IF EVER A U.S. senator wanted to support a strong anti-crime measure and respond directly to pleas from police chiefs across the country, today's the day. S.49 is going to the floor. Unless amended, this bill would gut the current minimal controls on the acquisition of handguns. But with amendments aimed at stopping quick sales, the legislation could be converted into an important anti-crime measure.

No, this isn't another round in the old debate over "gun control." This is a matter of public safety. What the police are seeking in these amendments is in the interest of sportsmen, collectors and anybody else who understands the difference between legitimate purchases of firearms -- for recreation, law enforcement and private security -- and quickie sales of "snubbies" and other concealable handguns to criminals and "impulse" purchasers.

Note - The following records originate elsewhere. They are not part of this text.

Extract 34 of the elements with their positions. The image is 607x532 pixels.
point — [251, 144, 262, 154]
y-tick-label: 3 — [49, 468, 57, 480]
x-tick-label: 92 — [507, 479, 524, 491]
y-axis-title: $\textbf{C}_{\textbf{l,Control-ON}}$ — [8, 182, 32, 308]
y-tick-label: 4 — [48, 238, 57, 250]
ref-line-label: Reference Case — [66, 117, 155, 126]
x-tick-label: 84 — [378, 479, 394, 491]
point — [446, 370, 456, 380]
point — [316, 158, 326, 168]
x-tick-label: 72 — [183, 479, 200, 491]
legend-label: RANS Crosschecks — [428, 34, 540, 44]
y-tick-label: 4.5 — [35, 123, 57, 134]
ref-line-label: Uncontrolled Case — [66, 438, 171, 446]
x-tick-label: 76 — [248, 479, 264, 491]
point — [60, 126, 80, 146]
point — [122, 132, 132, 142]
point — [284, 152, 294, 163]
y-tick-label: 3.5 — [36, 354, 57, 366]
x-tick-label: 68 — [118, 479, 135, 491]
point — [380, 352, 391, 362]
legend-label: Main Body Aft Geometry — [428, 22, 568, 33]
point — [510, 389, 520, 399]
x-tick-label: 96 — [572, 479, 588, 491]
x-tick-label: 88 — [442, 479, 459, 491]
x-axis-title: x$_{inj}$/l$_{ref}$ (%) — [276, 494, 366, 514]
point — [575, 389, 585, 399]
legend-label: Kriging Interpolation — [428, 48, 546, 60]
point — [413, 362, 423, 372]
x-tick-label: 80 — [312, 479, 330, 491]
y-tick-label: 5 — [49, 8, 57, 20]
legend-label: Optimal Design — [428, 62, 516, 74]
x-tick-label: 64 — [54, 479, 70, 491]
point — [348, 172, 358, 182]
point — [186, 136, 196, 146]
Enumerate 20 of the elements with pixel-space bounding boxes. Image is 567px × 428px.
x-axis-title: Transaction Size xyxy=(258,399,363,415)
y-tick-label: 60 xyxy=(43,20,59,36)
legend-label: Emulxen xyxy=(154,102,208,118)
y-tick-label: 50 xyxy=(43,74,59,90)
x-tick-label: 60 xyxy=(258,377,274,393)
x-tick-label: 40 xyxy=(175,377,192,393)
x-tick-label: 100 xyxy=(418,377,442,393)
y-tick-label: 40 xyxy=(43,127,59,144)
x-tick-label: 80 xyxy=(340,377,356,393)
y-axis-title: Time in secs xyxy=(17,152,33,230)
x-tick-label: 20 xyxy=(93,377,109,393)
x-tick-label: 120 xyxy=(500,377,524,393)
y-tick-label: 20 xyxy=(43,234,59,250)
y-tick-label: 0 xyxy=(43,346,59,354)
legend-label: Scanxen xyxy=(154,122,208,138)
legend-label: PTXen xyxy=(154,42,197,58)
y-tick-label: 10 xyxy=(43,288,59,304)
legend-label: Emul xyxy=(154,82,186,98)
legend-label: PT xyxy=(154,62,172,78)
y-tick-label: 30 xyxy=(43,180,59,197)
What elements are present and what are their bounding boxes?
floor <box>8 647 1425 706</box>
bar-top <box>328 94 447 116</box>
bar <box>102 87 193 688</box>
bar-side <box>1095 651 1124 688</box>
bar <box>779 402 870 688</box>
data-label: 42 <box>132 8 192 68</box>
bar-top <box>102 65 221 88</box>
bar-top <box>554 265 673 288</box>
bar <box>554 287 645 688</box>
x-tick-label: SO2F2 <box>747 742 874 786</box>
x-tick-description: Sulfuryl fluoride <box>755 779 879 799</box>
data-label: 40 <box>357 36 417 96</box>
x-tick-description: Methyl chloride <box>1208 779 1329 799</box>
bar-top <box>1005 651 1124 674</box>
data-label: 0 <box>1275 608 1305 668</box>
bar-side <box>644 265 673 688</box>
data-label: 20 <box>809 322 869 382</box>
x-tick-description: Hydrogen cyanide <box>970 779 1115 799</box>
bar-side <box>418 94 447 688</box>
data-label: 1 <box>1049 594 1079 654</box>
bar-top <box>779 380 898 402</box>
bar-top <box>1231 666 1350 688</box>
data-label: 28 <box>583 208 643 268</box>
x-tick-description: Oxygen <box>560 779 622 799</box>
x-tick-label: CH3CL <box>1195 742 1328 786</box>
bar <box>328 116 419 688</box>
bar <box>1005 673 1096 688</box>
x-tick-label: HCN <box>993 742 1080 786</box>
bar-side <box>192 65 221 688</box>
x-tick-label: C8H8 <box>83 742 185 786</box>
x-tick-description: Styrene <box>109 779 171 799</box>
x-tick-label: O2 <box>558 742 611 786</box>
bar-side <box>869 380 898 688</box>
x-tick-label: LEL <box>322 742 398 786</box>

The 14,000-member International Association of Chiefs of Police, the National Organization of Black Law Enforcement Executives, the Fraternal Order of Police, the National Troopers Coalition and the Police Executive Research Forum are calling for two amendments:

*To retain a current prohibition on interstate sales of handguns. Allowing these sales, as the unamended proposal would do, would circumvent existing state and local regulation of handgun traffic and "impair the ability of state and local law enforcement agencies to prevent handguns from being acquired, carried or possessed illegally."

*To add a 14-day waiting period for purchases of handguns, in order to facilitate basic records checks. A waiting period was recommended also by the 1981 Attorney General's Task Force on Violent Crime, since "drug addicts, felons, mental defectives and the like are not the best risk for the 'honor system'. . . ."

Several improvements already have been accepted by original sponsors of the bill. One would remove a sloppy proposal that would have barred prosecution of a dealer for violations claimed to have resulted from "simple carelessness." A second change takes out language that would have preempted state and local license-to-carry laws. Another would close a terrible loophole in existing law that allows the importation of parts to make "Saturday Night Specials" -- the handgun that criminals, not sportsmen, love to tote.

What more does any senator need to hear before joining to turn a bad bill into an important move against violent crime?